Two brief points to make here. The first is projecting experiences from our lives to invent facts that fill in the blanks. At the top of the list is the refrain: “Well, I don’t know anyone who’s been sick or died of COVID, so I won’t either. Why should I care?” The reality about COVID is that there is so much we don’t know. Our ignorance is vast. The pandemic, and the virus itself, are evolving rapidly. We don’t know where we are now and we don’t know where this is going. We simplify the reality so that we can make sense of the situation. But the harsh truth is: we don’t know.
The second point is on inventing cause-effect narratives after the fact. Looking at the rise, fall, and rise of COVID infections in the United States, along with the narratives of politicians and pundits that “things are under control” is an instructive lesson here. I recall the Governors of Florida, Georgia, Texas, and elsewhere—states that were spared from the initial wave of COVID infections—boasting about things being under control, while carelessly relaxing controls without all of the facts in place. Many citizens in those states were hypnotized into thinking that COVID was a “big cities in blue states” matter at best, or at worst, a conspiracy invented by the media. That’s a narrative many are anchored to and struggle to break free from.

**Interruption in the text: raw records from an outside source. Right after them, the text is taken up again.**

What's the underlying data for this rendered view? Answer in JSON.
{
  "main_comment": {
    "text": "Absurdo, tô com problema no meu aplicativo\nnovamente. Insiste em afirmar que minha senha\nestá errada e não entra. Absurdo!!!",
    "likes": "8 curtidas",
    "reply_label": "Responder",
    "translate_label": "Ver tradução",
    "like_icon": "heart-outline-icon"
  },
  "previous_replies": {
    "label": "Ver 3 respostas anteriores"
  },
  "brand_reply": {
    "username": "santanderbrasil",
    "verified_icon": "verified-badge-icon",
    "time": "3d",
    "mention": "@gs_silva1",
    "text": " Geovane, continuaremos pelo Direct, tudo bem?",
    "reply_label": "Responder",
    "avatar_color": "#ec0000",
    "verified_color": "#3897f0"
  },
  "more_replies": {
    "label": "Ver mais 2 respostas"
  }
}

The sooner we, as an entire society, accept that COVID is real, that it’s dangerous, and that our understanding of the virus is still extremely limited, the faster we can move through it and restore a greater portion of normalcy to our lives. But, with The Narrative Fallacy at play, we are tricking ourselves in ways big and small—deepening and lengthening the suffering the process. Living the lie is even more painful than accepting the painful truth.